- Date: April 28, 2015
- Publisher: Drawn & Quarterly

Creative team
- Creator: Jillian Tamaki
- ISBN: 9781770461987

= SuperMutant Magic Academy =

2015 graphic novel by Jillian Tamaki

SuperMutant Magic Academy is a fantasy webcomic by Jillian Tamaki published from 2010 to 2014, which was adapted into a graphic novel in 2015 by Drawn & Quarterly. It is currently being adapted into an upcoming animated series by Cartoon Network Studios.

==Plot==

The series is told through largely episodic short vignettes looking at Supermutant Magic Academy's students' daily lives. The graphic novel version contains a exclusive concluding story set during prom.

== Characters ==

- Marsha - a sardonic girl with a bowl cut and glasses. She can fly on a broom.
- Wendy - a student with fox ears. She is Marsha’s friend and crush. One comic shows she has the ability to turn into a fox.
- Gemma - a girl with a large bulbous forehead. She is sensitive and artistic, and is frequently bullied by other students.
- Trixie - a dinosaur-like girl with a bow on her head who often hangs out with Gemma.
- Frances - a student who creates surrealistic artworks and films. She is a smoker.
- Everlasting Boy - a boy who cannot die. He frequently subjected to graphic incidents, sometimes self-inflicted, such as by letting himself be mauled by wolves, being torn apart by an unexplained gravitational event, or being eaten alive by ants, only to reform and come back to life. He is shown to have had a girlfriend he outlived.
- Trevor - a boy that can shoot lasers. He is bald with a lightning bolt symbol on his head and has no pupils. He is often impulsive and rude, but is shown to have a sensitive side.
- Cat - a seemingly normal cat that wears a school uniform.

==Reception==

Publishers Weekly gave the book a starred review, noting that "Marsha’s very real love for Wendy drives the text, but other students have their own agonies" and that while the humor was "sometimes slapstick, but more often it offers ultra-dry observations on modern disengagement." School Library Journal also gave a starred review.

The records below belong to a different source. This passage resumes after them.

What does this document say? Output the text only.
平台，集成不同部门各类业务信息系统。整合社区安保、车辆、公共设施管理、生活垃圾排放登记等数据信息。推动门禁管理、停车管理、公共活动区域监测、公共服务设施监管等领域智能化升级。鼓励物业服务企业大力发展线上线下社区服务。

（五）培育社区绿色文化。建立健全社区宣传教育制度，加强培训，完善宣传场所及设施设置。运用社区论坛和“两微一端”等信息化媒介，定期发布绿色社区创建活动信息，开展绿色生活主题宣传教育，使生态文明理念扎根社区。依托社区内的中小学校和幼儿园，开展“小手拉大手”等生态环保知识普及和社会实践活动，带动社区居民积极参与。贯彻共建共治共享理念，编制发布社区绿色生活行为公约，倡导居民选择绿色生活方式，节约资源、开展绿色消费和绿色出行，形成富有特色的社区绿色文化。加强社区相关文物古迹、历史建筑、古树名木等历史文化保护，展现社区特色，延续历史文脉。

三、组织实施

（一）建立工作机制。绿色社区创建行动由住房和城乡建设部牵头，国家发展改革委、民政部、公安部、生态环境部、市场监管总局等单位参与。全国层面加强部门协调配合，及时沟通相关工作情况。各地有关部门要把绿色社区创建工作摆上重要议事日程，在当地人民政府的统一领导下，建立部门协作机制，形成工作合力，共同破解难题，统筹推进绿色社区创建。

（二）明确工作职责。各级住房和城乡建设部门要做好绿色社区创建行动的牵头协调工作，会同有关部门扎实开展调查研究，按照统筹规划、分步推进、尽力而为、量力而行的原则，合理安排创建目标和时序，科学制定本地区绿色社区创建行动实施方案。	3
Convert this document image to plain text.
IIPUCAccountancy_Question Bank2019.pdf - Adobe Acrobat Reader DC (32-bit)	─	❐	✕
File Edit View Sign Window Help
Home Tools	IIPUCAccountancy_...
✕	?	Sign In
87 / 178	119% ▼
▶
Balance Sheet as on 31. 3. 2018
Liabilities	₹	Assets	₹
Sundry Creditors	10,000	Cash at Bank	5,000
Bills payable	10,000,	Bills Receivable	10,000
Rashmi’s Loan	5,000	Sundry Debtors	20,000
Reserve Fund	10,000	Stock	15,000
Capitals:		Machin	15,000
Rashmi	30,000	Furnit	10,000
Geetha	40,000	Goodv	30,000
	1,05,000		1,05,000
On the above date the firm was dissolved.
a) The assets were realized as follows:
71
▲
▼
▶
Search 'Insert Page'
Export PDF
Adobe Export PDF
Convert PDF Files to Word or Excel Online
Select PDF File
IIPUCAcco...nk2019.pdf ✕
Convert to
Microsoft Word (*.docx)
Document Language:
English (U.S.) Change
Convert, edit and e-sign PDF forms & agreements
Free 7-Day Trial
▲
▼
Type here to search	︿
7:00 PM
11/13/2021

Rachel Cooke of The Guardian said "the majority of its strips are sassy, mordantly funny and feel true in ways that most other depictions of teenage angst simply don’t. But every so often, one will fall completely flat, climaxing in a baffling non-joke that leaves you scratching your head... [but] all you have to do is turn the page: another gag will be along any second."

In 2013, Mey of Autostraddle said of the webcomic "[it's] at once totally surreal and completely relatable for anyone who went to high school." She noted the characters of Marsha and her crush Wendy as her favorite characters, saying "The comics with Marsha and Wendy are sometimes so cute and touching that your heart melts and other times so awkward that they cause all the embarrassing things you’ve done around your secret crushes to come flashing before your eyes." Her later review of the complete book stated that it was "one of the best books, not just best graphic novels, but one of the best books of any kind to come out in a long time." SuperMutant Magic Academy was also nominated in three categories in 2015 Autostraddle Comic and Sequential Art Awards (Favorite Graphic Novel/Book, Favorite Writer/Artist, and Favorite Queer Comic Character, for Marsha).

Slate included in a list of the best books of 2015, noting that while early pages were uneven, "SuperMutant grows along with its cast of characters."

Awards and honors
| Year | Award/Honor | Category | Result | Ref. |
| 2016 | Eisner Award | Best Publication for Teens | Won |  |
| American Library Association Rainbow Book List |  | Top Ten |  |
| Great Graphic Novels for Teens |  | Included |  |
| 2015 | Ignatz Awards | Outstanding Artist | Nominated |  |
| Ignatz Awards | Outstanding Anthology or Collection | Nominated |
| 2013 | Ignatz Awards | Outstanding Online Comic | Won |  |
| 2012 |  |

==Animated series==
An animated series based on the comic was announced in June 2024, to be produced by Cartoon Network Studios for Adult Swim and co-created by Tamaki and J. G. Quintel. A preview of the series was released at the 2026 Annecy International Animation Film Festival.